Any other movement would be crowing victory from the rooftops. They seized on a vote that had become as routine and uncontroversial as putting the cat out, and crafted it into a crisis. They used it to push their main demand to the top of America's political agenda. And they have won the deep cuts to government spending that they wanted.

But the Tea Party is more than just fiscal conservatism, even if it is far short of the madness its enemies claim. It is a movement of people so consumed with the righteousness of their cause, like the mirror image of 1960s radicals, that they are convinced betrayal is inevitable.
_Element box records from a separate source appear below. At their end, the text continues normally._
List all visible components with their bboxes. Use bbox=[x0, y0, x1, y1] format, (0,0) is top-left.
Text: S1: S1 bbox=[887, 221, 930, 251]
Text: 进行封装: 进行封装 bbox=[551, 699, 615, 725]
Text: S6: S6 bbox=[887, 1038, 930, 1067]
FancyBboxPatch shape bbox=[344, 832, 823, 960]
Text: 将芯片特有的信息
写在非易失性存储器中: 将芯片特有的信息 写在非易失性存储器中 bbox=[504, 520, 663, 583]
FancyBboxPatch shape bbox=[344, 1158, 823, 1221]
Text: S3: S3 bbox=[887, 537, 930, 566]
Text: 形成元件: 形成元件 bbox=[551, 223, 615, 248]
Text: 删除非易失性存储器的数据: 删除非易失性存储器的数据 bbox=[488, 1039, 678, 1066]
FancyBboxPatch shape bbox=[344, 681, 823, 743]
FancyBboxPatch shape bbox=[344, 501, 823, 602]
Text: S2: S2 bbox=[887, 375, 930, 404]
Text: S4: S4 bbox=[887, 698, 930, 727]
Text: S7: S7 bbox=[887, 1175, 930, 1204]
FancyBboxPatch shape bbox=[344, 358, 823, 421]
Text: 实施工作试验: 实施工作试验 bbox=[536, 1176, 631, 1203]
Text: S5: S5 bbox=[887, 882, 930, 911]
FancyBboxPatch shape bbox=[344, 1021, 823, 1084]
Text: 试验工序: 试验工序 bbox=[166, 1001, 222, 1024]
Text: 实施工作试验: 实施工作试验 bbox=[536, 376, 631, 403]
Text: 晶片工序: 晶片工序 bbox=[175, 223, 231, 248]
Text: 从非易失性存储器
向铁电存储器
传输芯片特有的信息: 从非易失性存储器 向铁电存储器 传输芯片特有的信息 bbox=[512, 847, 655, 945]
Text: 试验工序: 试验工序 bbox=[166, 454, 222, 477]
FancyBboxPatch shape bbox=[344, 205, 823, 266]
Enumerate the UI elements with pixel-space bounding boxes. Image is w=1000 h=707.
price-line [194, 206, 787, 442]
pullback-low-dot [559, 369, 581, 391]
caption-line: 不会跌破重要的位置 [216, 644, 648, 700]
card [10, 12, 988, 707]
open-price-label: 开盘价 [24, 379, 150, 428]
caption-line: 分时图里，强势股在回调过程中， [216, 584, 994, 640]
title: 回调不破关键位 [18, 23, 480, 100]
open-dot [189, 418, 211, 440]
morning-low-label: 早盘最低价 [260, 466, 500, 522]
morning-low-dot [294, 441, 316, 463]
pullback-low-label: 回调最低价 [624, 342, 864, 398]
To the fiscally pure, 99% of what they want is as bad as a fat zero and a kick in the butt. Only the Tea Party could claim that this deal is a strategic masterstroke by Mr Obama, as Redstate does., external

They may want to feel like hunted underdogs but it is clear to the rest of us that the Tea Party is not a freakish aberration of the angry but a power that can win elections and change the policy of a country. The way it has done this has reinforced its image, good and ill.

Its detractors will say this episode proves its irresponsibility and willingness to drive the country to the brink of disaster to get its way. Supporters will glory that rebel souls have proven the worth of making a stand and holding true to a cause. And more centrist Republicans will hide their guilty secret from sight.